The 10 commandments of the freelance translator

Have you decided to launch yourself into translation as a free-lance? Or do you dream of ridding yourself of the many demands of certain projects? Here is our compilation of the 10 commandments for the freelance translator for you to stick on your computer and read every morning before you turn it on.

1. Work with enthusiasm

Projects that never materialise, the stress of delivery deadlines… The life of a professional freelance translator is often dotted with obstacles, and your mood has an influence on your work. Allow yourself time to relax, turn off the computer and go for a walk instead of watching your friends’ holiday photos on Facebook or scanning the latest depressing world news.
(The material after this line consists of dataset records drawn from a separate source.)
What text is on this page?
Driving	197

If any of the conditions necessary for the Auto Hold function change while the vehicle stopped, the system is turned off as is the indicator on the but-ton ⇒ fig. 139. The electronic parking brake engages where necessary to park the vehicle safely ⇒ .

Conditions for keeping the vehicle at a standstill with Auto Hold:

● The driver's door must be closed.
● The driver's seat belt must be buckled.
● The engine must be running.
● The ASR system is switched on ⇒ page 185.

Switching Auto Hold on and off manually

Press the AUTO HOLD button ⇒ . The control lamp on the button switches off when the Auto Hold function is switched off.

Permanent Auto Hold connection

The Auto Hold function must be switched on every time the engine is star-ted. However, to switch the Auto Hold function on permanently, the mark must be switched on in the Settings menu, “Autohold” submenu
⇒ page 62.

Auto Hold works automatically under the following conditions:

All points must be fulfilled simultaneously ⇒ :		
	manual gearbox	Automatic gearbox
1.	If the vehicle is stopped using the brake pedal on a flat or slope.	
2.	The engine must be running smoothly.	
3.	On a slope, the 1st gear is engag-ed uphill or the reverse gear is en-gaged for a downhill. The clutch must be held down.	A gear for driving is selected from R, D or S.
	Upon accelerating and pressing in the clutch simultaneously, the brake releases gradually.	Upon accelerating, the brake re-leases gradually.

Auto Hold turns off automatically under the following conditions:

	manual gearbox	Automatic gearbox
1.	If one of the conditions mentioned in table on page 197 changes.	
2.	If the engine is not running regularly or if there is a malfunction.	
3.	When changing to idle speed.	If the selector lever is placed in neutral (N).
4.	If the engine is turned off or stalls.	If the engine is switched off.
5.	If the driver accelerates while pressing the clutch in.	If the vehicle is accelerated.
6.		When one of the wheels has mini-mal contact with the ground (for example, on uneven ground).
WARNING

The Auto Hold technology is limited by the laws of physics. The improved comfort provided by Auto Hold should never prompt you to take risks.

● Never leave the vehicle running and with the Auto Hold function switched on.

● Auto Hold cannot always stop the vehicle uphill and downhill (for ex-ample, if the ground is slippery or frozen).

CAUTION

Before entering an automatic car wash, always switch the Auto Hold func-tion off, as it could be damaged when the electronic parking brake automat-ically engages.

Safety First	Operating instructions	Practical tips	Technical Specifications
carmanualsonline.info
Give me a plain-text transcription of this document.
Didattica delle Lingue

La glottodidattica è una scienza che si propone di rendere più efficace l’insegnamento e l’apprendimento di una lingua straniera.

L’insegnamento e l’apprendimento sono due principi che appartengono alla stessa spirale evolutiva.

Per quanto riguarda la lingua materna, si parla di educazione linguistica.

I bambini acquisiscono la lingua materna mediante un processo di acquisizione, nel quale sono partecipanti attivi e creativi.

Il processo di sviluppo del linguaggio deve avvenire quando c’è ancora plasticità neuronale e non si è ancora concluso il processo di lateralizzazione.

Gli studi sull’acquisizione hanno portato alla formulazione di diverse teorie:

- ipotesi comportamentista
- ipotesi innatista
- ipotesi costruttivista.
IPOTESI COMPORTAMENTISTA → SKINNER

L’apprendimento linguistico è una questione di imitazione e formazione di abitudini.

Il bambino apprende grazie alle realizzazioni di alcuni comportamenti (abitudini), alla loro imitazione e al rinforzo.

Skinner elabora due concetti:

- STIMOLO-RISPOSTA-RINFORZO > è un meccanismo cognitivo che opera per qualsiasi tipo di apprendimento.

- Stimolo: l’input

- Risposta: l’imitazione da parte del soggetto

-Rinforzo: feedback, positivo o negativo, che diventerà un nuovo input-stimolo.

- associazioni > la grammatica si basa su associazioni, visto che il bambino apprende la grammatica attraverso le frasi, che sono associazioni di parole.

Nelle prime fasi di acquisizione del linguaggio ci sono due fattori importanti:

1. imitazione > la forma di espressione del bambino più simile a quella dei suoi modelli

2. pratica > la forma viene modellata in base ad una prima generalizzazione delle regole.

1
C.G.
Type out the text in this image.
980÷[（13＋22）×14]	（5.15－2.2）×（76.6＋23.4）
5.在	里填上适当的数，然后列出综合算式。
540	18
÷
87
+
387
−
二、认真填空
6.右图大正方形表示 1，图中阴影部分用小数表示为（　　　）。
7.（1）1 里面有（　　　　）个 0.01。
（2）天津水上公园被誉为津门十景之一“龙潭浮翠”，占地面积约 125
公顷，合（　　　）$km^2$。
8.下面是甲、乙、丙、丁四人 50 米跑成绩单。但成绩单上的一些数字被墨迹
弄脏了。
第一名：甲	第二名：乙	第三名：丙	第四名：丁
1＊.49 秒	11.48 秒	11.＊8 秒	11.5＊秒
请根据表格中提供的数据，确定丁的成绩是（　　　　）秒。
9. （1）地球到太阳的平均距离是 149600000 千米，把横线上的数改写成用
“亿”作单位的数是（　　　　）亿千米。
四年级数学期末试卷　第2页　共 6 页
2. Don’t cut yourself off in a bubble of your own making

Co-working, cafes, parks … The advantage of being a freelance translator is that you can work where you want, therefore, don’t lock yourself in your house! And if you’d rather stay at home on a rainy day, you can always exchange and share useful information on translator forums.

3. Don’t take yourself for Tom Cruise

Turn down impossible projects, like 5,000 words within two hours, for instance. Don’t stack up projects that you won’t be able to deliver on time, or highly technical translations that exceed your knowledge.

4. Look after your reputation

Besides your reputation, your client’s image is also at stake. Avoid Google Translate and any other dubious automatic, machine or online translators; check again and again when you’re not sure of a term; make a final check for spelling errors after you’ve had a break or a rest.

5. Fight against procrastination

Your workplace is a reflection of the way you work. Organise yourself to be motivated on those days you get urgent projects. Don’t put off administrative tasks, put aside a given number of hours a week to do your admin or prepare invoices, for example.

6. Be faithful to your author

While it is important to appropriate a text in order to do a quality translation, you should always try to remain faithful to the style and the nuances that the author uses to adequately transcribe their ideas and message.

7. Don’t work for a pittance

In the world of translation, the competition is fierce, the internationalisation of trade and the development of increasingly powerful technological tools all drive many translators to accept projects at ridiculously low rates.

8. Update your freelancer websites

Don’t wait until you’ve finished a project to start looking for another. Keep ahead of yourself! In times of little activity, especially in the school holidays, make the most of your time to update your details on freelancer sites where you subscribe to find new projects.

9. Avoid bad customers

Avoid those clients who don’t pay on time, those who are constantly sending you new changes, and even those who can’t clearly explain what they need and make you waste huge amounts of time … Identify them and avoid them!

10. Show your appreciation of good customers

Look after your relationships with good customers. If you follow all these tips, you will be able to work in a climate of confidence, on interesting long-term projects without having to think of unpleasant surprises that may arise at the end of the month.